An array of points in C: http://s3.mrale.ph/images/array-of-points-structure-c.png

An array of points in JavaScript: http://s3.mrale.ph/images/array-of-points-structure-javascri...



I think the point is something like this: Assembly is the only language your machine can run. Everything else your machine does must eventually be converted to a machine instruction. Javascript is the only client side DOM manipulation scripting language that all browsers can run. Everything else (CoffeeScript, for example) must eventually be converted to javascript.

I think that is the core of the analogy, and it is not talking about how high or low level each language is in an absolute sense but in a relative sense.
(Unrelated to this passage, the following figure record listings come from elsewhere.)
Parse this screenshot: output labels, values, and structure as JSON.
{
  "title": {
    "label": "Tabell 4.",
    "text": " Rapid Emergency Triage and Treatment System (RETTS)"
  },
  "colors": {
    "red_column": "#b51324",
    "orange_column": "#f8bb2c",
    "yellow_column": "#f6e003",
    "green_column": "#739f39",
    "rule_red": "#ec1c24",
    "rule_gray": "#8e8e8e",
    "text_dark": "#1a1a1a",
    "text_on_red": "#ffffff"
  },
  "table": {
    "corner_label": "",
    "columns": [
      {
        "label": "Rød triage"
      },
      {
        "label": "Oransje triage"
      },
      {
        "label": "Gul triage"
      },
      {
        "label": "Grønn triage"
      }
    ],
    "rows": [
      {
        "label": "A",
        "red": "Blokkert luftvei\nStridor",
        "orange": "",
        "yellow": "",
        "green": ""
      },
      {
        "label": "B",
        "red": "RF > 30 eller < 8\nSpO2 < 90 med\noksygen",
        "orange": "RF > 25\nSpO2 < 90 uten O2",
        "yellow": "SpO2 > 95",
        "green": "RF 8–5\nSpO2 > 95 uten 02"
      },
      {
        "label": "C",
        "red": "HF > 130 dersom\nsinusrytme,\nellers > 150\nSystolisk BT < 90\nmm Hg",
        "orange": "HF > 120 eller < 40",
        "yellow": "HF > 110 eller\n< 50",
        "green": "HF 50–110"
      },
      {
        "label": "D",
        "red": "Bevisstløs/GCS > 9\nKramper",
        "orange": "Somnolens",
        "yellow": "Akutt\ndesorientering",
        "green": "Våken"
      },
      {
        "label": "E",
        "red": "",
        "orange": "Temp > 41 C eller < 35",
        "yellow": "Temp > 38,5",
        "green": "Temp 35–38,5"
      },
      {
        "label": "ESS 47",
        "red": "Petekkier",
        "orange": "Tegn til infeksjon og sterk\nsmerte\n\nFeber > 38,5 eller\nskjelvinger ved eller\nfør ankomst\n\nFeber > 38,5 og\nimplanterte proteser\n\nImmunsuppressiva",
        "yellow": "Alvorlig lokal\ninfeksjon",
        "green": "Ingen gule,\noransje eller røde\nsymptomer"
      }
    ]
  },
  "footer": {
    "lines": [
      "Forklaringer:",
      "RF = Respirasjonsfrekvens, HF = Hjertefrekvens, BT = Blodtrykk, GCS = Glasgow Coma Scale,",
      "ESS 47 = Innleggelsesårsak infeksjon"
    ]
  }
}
It is talking about it being the "at the metal" language of machine instructions and browser "instructions" respectively.

Of course, there are other parallels, but they aren't as strong. Part of the reason for using CoffeeScript is because of a perceived increase in expressiveness, but that increase is very small compared to the improvement of C over assembly (as the author of this article points out).


"where numbers are boxed doubles on the heap, etc."

Actually, you don't know that. Since doubles are immutable, the runtime can (and does) cheat, including turning many of them into integers. It all boils down to predictable usage patterns.


That is not the only way to do it in Javascript though. if you allocate an ArrayBuffer then you are dealing with a plain block of bytes that you can treat as points (or anything else).

These are the things that Javascript has been growing to facilitate the idea of js as asm. Emscripten uses ArrayBuffers to allow C to compile to JS without the messiness.


You really feel that JS "couldn't be further away from the machine?" What about languages that don't have a specified execution model? Haskell and other MLs, for example.


I believe that these languages do have a specified execution model (how would you execute them without one?), they just don't have any hard prescription as to how to map it onto hardware the same way that, for example, C does.


nobody serious said javascript was the assembly of the web,that's the issue.


But there lies the issue, it IS serious when you cross meanings in any professional field.